3. Next problem was the "bad zone" / "has no NS records error" when creating DNS zones in ISPConfig.
This gave me the most headache of them all, and took the longest to solve, but it turned out the solution is actually really simple,
and it is given to us in the error message itself:
"zone YOURDOMAINNAMEHERE/IN: has no NS records"
It can't say more clear than that
So, in the DNS zone records in ISPconfig i just had to add NS records like so:
Zone: [LEAVE BLANK]
Nameserver Hostname: ns1.ZONENAME
TTL: 86400
Active: [checked]

And another one for ns2, though i'm not sure it was really necessary.

Then, just make sure you have A records for [BALNK], www, ns1, ns2.

That's it, problem solved!

Note: It is true that changes made by ISPConfig take some time, so please be patiend, wait for a few minutes until veryfing.
In order to verfy if your zone files are ok you can use the following command:

Code:

named-checkzone ZONE_NAME /var/named/ZONE_FILE

At this point, DNS only worked locally, external queries were rejected.

4. So i modified the file "./etc/named.conf" like so:

Code:

listen-on port 53 { 127.0.0.1;};

became

Code:

listen-on port 53 { 127.0.0.1; SERVER_IP;};

and

Code:

allow-query {localhost; } 

became

Code:

allow-query {any; } 

I tried @MrCompTech's method with SERVER_IP/24 but it dind't work until i changed to all.

In order to verify is everything is ok, you can use these commands:

Code:

host DOMAIN_NAME

Code:

nslookup DOMAIN_NAME

Code:

dig DOMAIN_NAME @localhost

(to check if it works locally)

Code:

dig DOMAIN_NAME

(to check if it works externally)

This is it. Hope this helps someone!

 

Solve problem in DNS on ISPConfig 3

I solve this problem with a little different way....

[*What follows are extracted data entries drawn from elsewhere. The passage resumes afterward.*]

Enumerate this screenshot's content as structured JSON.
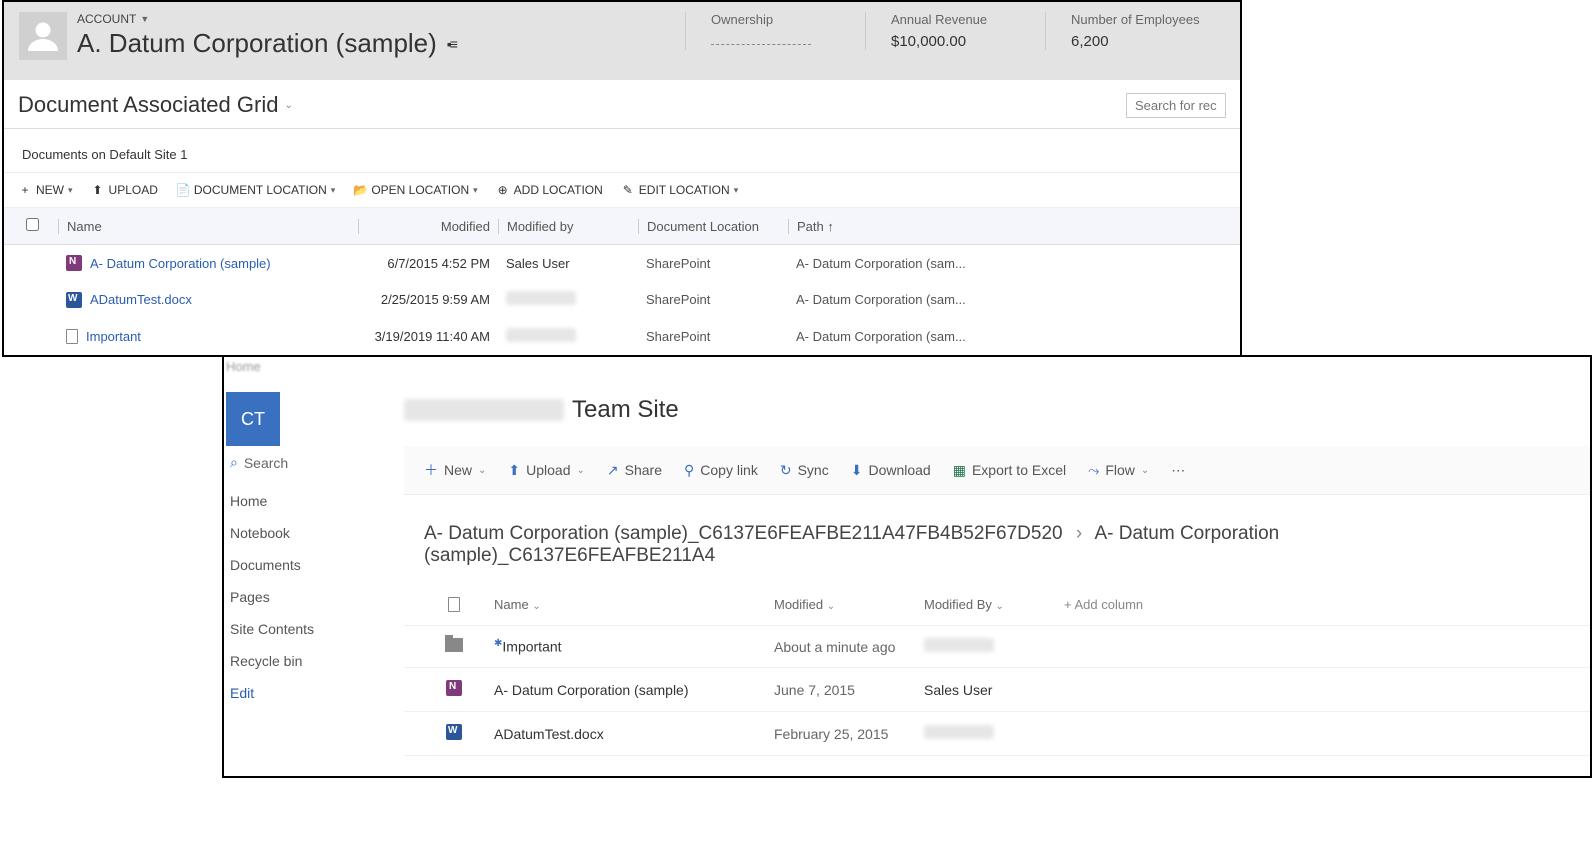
{
  "crm": {
    "entity_label": "ACCOUNT",
    "account_name": "A. Datum Corporation (sample)",
    "summary": [
      {
        "label": "Ownership",
        "value": ""
      },
      {
        "label": "Annual Revenue",
        "value": "$10,000.00"
      },
      {
        "label": "Number of Employees",
        "value": "6,200"
      }
    ],
    "grid_title": "Document Associated Grid",
    "location_breadcrumb": "Documents on Default Site 1",
    "search_placeholder": "Search for reco",
    "toolbar": {
      "new": "NEW",
      "upload": "UPLOAD",
      "doc_location": "DOCUMENT LOCATION",
      "open_location": "OPEN LOCATION",
      "add_location": "ADD LOCATION",
      "edit_location": "EDIT LOCATION"
    },
    "columns": {
      "name": "Name",
      "modified": "Modified",
      "modified_by": "Modified by",
      "location": "Document Location",
      "path": "Path ↑"
    },
    "rows": [
      {
        "icon": "onenote",
        "name": "A- Datum Corporation (sample)",
        "modified": "6/7/2015 4:52 PM",
        "modified_by": "Sales User",
        "location": "SharePoint",
        "path": "A- Datum Corporation (sam..."
      },
      {
        "icon": "word",
        "name": "ADatumTest.docx",
        "modified": "2/25/2015 9:59 AM",
        "modified_by": "",
        "location": "SharePoint",
        "path": "A- Datum Corporation (sam..."
      },
      {
        "icon": "blank",
        "name": "Important",
        "modified": "3/19/2019 11:40 AM",
        "modified_by": "",
        "location": "SharePoint",
        "path": "A- Datum Corporation (sam..."
      }
    ]
  },
  "sp": {
    "logo_initials": "CT",
    "site_prefix_blurred": "CRMC3Online",
    "site_name": "Team Site",
    "search": "Search",
    "nav": [
      "Home",
      "Notebook",
      "Documents",
      "Pages",
      "Site Contents",
      "Recycle bin"
    ],
    "nav_edit": "Edit",
    "toolbar": {
      "new": "New",
      "upload": "Upload",
      "share": "Share",
      "copy_link": "Copy link",
      "sync": "Sync",
      "download": "Download",
      "export": "Export to Excel",
      "flow": "Flow"
    },
    "breadcrumb": {
      "seg1": "A- Datum Corporation (sample)_C6137E6FEAFBE211A47FB4B52F67D520",
      "seg2": "A- Datum Corporation (sample)_C6137E6FEAFBE211A4"
    },
    "columns": {
      "name": "Name",
      "modified": "Modified",
      "modified_by": "Modified By",
      "add": "Add column"
    },
    "rows": [
      {
        "icon": "folder",
        "name": "Important",
        "modified": "About a minute ago",
        "modified_by": "",
        "new_marker": true
      },
      {
        "icon": "onenote",
        "name": "A- Datum Corporation (sample)",
        "modified": "June 7, 2015",
        "modified_by": "Sales User"
      },
      {
        "icon": "word",
        "name": "ADatumTest.docx",
        "modified": "February 25, 2015",
        "modified_by": ""
      }
    ]
  }
}
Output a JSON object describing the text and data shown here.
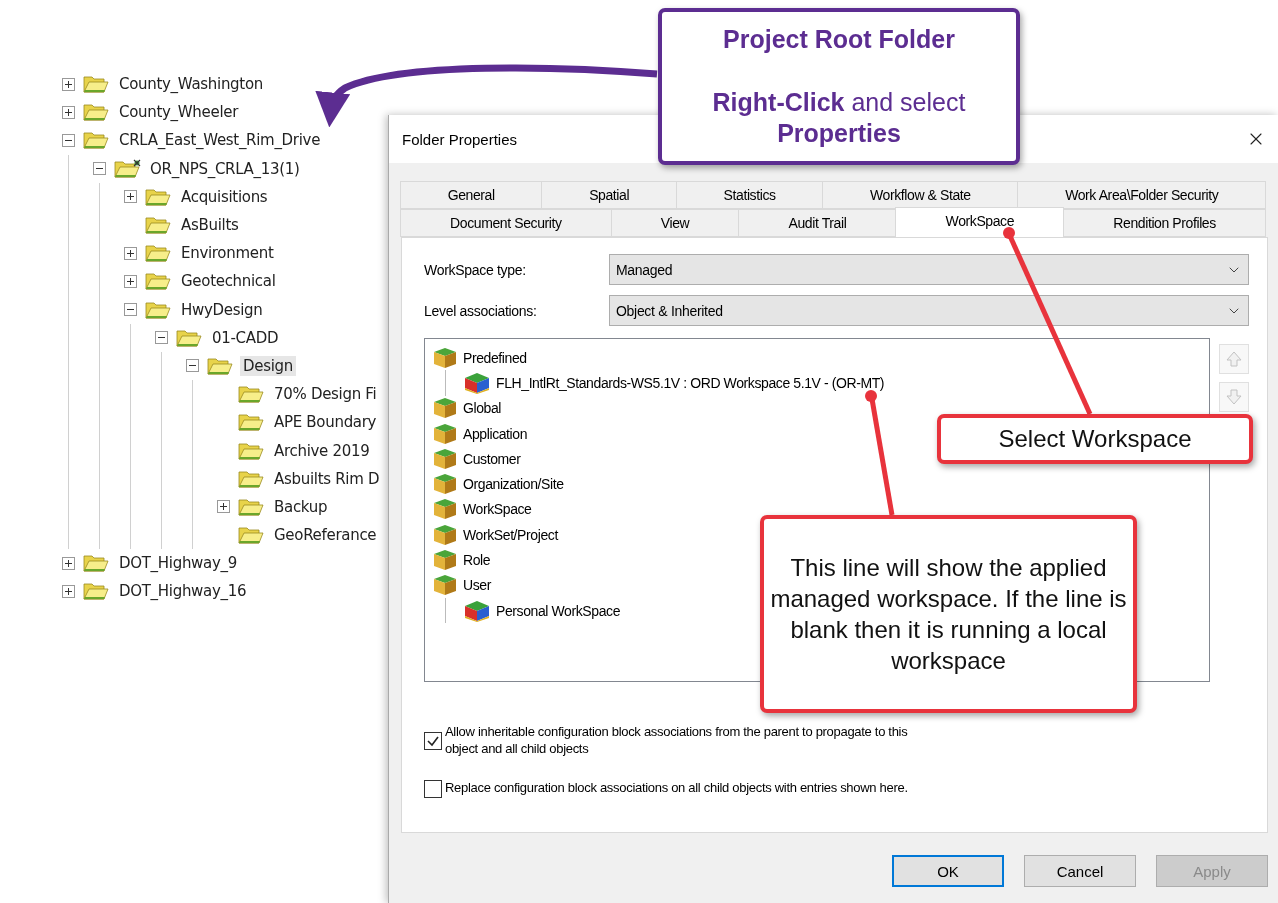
{
  "tree": {
    "items": [
      {
        "label": "County_Washington",
        "kind": "folder",
        "expanded": false,
        "selected": false
      },
      {
        "label": "County_Wheeler",
        "kind": "folder",
        "expanded": false,
        "selected": false
      },
      {
        "label": "CRLA_East_West_Rim_Drive",
        "kind": "folder",
        "expanded": true,
        "selected": false,
        "children": [
          {
            "label": "OR_NPS_CRLA_13(1)",
            "kind": "project",
            "expanded": true,
            "selected": false,
            "children": [
              {
                "label": "Acquisitions",
                "kind": "folder",
                "expanded": false,
                "selected": false
              },
              {
                "label": "AsBuilts",
                "kind": "folder",
                "selected": false
              },
              {
                "label": "Environment",
                "kind": "folder",
                "expanded": false,
                "selected": false
              },
              {
                "label": "Geotechnical",
                "kind": "folder",
                "expanded": false,
                "selected": false
              },
              {
                "label": "HwyDesign",
                "kind": "folder",
                "expanded": true,
                "selected": false,
                "children": [
                  {
                    "label": "01-CADD",
                    "kind": "folder",
                    "expanded": true,
                    "selected": false,
                    "children": [
                      {
                        "label": "Design",
                        "kind": "folder",
                        "expanded": true,
                        "selected": true,
                        "children": [
                          {
                            "label": "70% Design Fi",
                            "kind": "folder",
                            "selected": false
                          },
                          {
                            "label": "APE Boundary",
                            "kind": "folder",
                            "selected": false
                          },
                          {
                            "label": "Archive 2019",
                            "kind": "folder",
                            "selected": false
                          },
                          {
                            "label": "Asbuilts Rim D",
                            "kind": "folder",
                            "selected": false
                          },
                          {
                            "label": "Backup",
                            "kind": "folder",
                            "expanded": false,
                            "selected": false
                          },
                          {
                            "label": "GeoReferance",
                            "kind": "folder",
                            "selected": false
                          }
                        ]
                      }
                    ]
                  }
                ]
              }
            ]
          }
        ]
      },
      {
        "label": "DOT_Highway_9",
        "kind": "folder",
        "expanded": false,
        "selected": false
      },
      {
        "label": "DOT_Highway_16",
        "kind": "folder",
        "expanded": false,
        "selected": false
      }
    ]
  },
  "dialog": {
    "title": "Folder Properties",
    "tab_rows": [
      [
        {
          "label": "General",
          "selected": false
        },
        {
          "label": "Spatial",
          "selected": false
        },
        {
          "label": "Statistics",
          "selected": false
        },
        {
          "label": "Workflow & State",
          "selected": false
        },
        {
          "label": "Work Area\\Folder Security",
          "selected": false
        }
      ],
      [
        {
          "label": "Document Security",
          "selected": false
        },
        {
          "label": "View",
          "selected": false
        },
        {
          "label": "Audit Trail",
          "selected": false
        },
        {
          "label": "WorkSpace",
          "selected": true
        },
        {
          "label": "Rendition Profiles",
          "selected": false
        }
      ]
    ],
    "fields": [
      {
        "label": "WorkSpace type:",
        "value": "Managed"
      },
      {
        "label": "Level associations:",
        "value": "Object & Inherited"
      }
    ],
    "configuration_list": [
      {
        "label": "Predefined",
        "kind": "level",
        "children": [
          {
            "label": "FLH_IntlRt_Standards-WS5.1V : ORD Workspace 5.1V - (OR-MT)",
            "kind": "block"
          }
        ]
      },
      {
        "label": "Global",
        "kind": "level"
      },
      {
        "label": "Application",
        "kind": "level"
      },
      {
        "label": "Customer",
        "kind": "level"
      },
      {
        "label": "Organization/Site",
        "kind": "level"
      },
      {
        "label": "WorkSpace",
        "kind": "level"
      },
      {
        "label": "WorkSet/Project",
        "kind": "level"
      },
      {
        "label": "Role",
        "kind": "level"
      },
      {
        "label": "User",
        "kind": "level",
        "children": [
          {
            "label": "Personal WorkSpace",
            "kind": "block"
          }
        ]
      }
    ],
    "order_buttons": [
      {
        "kind": "up",
        "disabled": true
      },
      {
        "kind": "down",
        "disabled": true
      }
    ],
    "checkboxes": [
      {
        "label": "Allow inheritable configuration block associations from the parent to propagate to this object and all child objects",
        "checked": true
      },
      {
        "label": "Replace configuration block associations on all child objects with entries shown here.",
        "checked": false
      }
    ],
    "buttons": [
      {
        "label": "OK",
        "default": true,
        "disabled": false
      },
      {
        "label": "Cancel",
        "default": false,
        "disabled": false
      },
      {
        "label": "Apply",
        "default": false,
        "disabled": true
      }
    ]
  },
  "callouts": [
    {
      "kind": "title",
      "color": "#5c2d91",
      "lines": [
        "**Project Root Folder**",
        "**Right-Click** and select",
        "**Properties**"
      ]
    },
    {
      "kind": "note",
      "color": "#e8333c",
      "lines": [
        "Select Workspace"
      ]
    },
    {
      "kind": "note",
      "color": "#e8333c",
      "lines": [
        "This line will show the applied managed workspace. If the line is blank then it is running a local workspace"
      ]
    }
  ]
}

Base on Fedora Core 13, bind running in chroot mode.

First I try:
#ln -s /etc/named.conf.local /var/named/chroot/etc/named.conf.local

But not solve, the error message now is that file named.conf.local is not valid.

Than I try:
#ln -P /etc/named.conf.local /var/named/chroot/etc/named.conf.local

THAT´S IT!!! Now working!!!
Don´t forget to create domain zone file.

[]s
Fabricio Figueiredo Leao <[email protected]>
Technologist in computer network

 

Works!!!!

THANKS IT WORKED GREAT!

Not sure why it took me so long to Goog the answer !

 

Hi
I can't add "trusted-servers;" in "allow transfert zone..." I would be a nice feature... no?

 

Disregard last post... found the answer!